Ukraine appears to be pulling off the ‘Anaconda Plan’

Logan Nye
Nov 3, 2023 8:01 PM PDT
4 minute read
Russia Ukraine War Concept with Armoured Tank Military

Photo credit: Craig Hastings. (Getty Images)

SUMMARY

Ukraine’s current progress in the counteroffensive is slow, but something like the Civil War’s Anaconda Plan is slowly emerging in Ukraine.

Ukraine isn't making the fast progress across Russian lines that many had hoped. Last year, during their first major counteroffensive, Ukrainian forces advanced miles on some days. But now, getting a few dozen meters through a Russian minefield represents a great day. It's not fun to watch, and it leaves thousands of Ukrainian families in harm's way. But Ukraine's recent strikes on the Black Sea Fleet, advances toward the M14, and repeated hits on Russian bridges are starting to look like America's Anaconda Plan from the Civil War. You remember, the slow, grinding strategy that cut off the Confederacy from re-supply and led to U.S. victory in the war?

It won't result in flashy, cathartic seizures of territory, but it could still result in victory, especially near Crimea.

The original Anaconda Plan and Ukraine parallels

General Winfield Scott proposed and enacted his "Anaconda Plan" at the start of the Civil War. Most Northerners expected a quick victory, but Scott knew it was unlikely. He thought the best way to win as fast as possible was to dig in for the long fight from the start.

As the Library of Congress puts it:

Scott’s Great Snake, published at the outset of the Civil War, humorously portrays General Winfield Scott’s “Anaconda Plan” to strangle the southern states by cutting off any imported supplies and halting cotton exports. Blockading fleets were also used on inland rivers to assist Union military operations. The Anaconda Plan emerged out of Scott’s understanding that the war would be long and slow, frustrating Northerners who thought a quick capture of Richmond would bring the rebellion to a sudden end.

Ukraine, like the United States at the start of its campaign against rebellious forces, would love a fast victory. But it appears to have decided that a large, complicated, NATO-style attack against Russian defenses won't work. Since NATO and especially U.S. tactics assume air parity or superiority against an enemy, it makes sense that Ukraine needs a different plan.

Ukraine attempted the big, sweeping mechanized moves early in the counteroffensive. But their armored vehicles got bogged down and targeted by artillery. And so they switched to a slow strategy of chipping away at the defensive lines with small teams of infantry.
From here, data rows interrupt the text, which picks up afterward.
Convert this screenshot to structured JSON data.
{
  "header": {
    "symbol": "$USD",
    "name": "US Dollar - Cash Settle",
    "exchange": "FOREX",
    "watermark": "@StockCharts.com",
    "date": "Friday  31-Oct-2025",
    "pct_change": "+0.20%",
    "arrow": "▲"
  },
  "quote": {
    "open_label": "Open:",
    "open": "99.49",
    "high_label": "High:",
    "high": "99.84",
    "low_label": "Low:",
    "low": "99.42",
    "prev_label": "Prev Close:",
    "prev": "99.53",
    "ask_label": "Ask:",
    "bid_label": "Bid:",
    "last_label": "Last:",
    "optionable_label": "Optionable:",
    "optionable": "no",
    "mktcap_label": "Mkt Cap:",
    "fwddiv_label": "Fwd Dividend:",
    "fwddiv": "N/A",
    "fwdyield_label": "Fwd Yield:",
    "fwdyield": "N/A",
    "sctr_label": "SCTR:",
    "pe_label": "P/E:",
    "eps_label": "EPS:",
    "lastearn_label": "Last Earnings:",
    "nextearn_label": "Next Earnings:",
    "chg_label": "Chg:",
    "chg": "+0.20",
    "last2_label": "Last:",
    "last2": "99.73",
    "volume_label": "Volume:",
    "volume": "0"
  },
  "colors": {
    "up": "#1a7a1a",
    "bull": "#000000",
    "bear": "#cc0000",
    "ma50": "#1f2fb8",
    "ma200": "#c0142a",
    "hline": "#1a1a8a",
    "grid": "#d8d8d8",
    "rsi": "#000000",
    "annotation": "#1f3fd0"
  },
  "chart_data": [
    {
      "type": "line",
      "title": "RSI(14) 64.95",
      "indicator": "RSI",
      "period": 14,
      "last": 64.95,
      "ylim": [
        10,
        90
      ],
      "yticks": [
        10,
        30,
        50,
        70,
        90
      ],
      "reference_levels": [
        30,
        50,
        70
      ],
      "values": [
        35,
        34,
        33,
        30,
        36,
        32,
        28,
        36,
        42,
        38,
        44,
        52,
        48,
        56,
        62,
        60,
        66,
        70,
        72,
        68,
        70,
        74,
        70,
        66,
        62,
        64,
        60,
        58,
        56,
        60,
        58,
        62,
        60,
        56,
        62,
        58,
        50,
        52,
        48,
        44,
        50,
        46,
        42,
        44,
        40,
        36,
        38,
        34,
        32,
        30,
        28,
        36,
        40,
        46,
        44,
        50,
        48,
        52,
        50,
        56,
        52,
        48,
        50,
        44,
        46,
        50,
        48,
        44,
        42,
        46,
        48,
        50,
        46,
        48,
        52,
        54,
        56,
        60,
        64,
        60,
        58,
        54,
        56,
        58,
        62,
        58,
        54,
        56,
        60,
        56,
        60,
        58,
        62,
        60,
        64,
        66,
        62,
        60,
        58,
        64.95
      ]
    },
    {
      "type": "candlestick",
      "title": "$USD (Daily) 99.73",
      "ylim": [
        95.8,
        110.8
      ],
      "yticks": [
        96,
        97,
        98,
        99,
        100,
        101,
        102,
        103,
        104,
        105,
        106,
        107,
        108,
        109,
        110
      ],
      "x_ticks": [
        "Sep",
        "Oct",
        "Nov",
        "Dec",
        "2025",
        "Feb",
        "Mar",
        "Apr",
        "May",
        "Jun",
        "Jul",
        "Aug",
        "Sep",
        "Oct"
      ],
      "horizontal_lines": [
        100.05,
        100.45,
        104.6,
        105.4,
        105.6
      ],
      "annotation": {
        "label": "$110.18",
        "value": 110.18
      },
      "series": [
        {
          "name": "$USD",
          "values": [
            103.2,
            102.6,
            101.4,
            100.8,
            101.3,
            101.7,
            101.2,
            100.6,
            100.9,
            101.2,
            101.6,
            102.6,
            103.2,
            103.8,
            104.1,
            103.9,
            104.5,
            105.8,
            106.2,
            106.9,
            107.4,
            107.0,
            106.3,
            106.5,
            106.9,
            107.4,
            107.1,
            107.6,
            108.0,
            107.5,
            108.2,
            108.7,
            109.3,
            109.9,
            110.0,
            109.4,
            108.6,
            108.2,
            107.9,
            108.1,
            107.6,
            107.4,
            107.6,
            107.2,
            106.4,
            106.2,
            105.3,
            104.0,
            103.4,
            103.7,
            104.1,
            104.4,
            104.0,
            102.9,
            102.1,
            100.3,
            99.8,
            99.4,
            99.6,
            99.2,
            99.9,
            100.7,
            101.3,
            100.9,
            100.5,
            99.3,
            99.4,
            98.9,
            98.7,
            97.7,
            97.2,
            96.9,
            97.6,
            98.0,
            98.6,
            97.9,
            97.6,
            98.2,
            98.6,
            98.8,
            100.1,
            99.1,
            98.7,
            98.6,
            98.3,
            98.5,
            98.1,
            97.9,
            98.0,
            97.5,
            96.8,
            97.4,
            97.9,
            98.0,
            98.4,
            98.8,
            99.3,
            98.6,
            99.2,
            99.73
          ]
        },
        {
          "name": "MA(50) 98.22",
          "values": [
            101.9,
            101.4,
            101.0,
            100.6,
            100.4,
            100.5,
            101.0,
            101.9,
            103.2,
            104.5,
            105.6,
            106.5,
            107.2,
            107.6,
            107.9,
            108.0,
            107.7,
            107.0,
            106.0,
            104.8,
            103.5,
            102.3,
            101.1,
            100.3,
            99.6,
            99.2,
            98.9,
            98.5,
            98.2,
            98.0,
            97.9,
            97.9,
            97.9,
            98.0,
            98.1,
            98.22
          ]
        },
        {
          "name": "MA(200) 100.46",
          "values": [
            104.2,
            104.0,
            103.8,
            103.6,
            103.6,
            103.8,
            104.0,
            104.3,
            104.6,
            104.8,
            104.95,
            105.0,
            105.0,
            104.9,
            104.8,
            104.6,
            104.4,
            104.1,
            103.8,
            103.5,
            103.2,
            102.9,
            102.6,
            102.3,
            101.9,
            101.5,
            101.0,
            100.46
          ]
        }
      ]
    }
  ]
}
But at the same time, Ukraine has ramped up attacks on the Black Sea Fleet, continued to attack Russian bridges into Crimea, and now has struck Berdiansk–a crucial part of the land bridge–all developments that could choke southern Ukraine like it's being constricted by an anaconda.

1861 cartoon map of Scott's plan with caricatures.

Still, this might not be an anaconda play

It's important to note: Ukraine may not be attempting an isolation play.

Their attacks on the Black Sea Fleet include a direct hit on a Russian LST that limits seaborne resupply. But hitting high-dollar ships is valuable regardless. And hitting the Black Sea Fleet might just be a way to demonstrate capabilities while the ground war is so static.

Ukrainian strikes against bridges to Crimea could be more about hitting Putin's prestige projects more than about isolating the peninsula.

The severing of the land bridge is definitely an isolation play, but it could be about just breaking apart the enemy lines rather than concerted strangulation. Putting pressure on the land bridge also degrades morale and prevents Russian unit rotations. And it, of course, would allow for the liberation of cities like Melitopol.

What Ukraine needs for the potential play to be successful

But if Ukraine is enacting an Anaconda Plan against Kherson, Crimea, and Zaporizhzhia, it would look exactly like what Ukraine is currently doing. To be successful, it needs to further degrade the Black Sea fleet, do more damage to the road and rail bridges over the Kerch Strait, and most importantly, sever the land bridge that connects Russia to its most southerly formations in the Kherson Oblast and Crimea. Near Tokmak and Robotyne, that land bridge is almost down to just the M14 highway.

Russia appears to know how vulnerable it will be without the land bridge. It simply doesn't have the logistics capability to provide for the tens of thousands of troops in the south if it loses the land bridge. And it's using increased air strikes, deployments of the Russian Airborne Forces, and more to try to hold Ukraine away from Tokmak and Polohy.

The supply of American ATACMS make it much easier for Ukraine to isolate those forces. But if the HIMARS are range-limited as is reported or if America only donates cluster variants of the missile, it would still be quite hard for Ukraine to use the weapons effectively against the Black Sea Fleet or bridges. (The German Taurus missile, which Germany says it won't send, would be perfect against ships and bridges.)

But even if Ukraine is successful, it will take months for cut-off Russian units to surrender or become degraded enough for Ukraine to easily defeat. Anaconda Plans are not fast. But lasting success is more important than quick victory.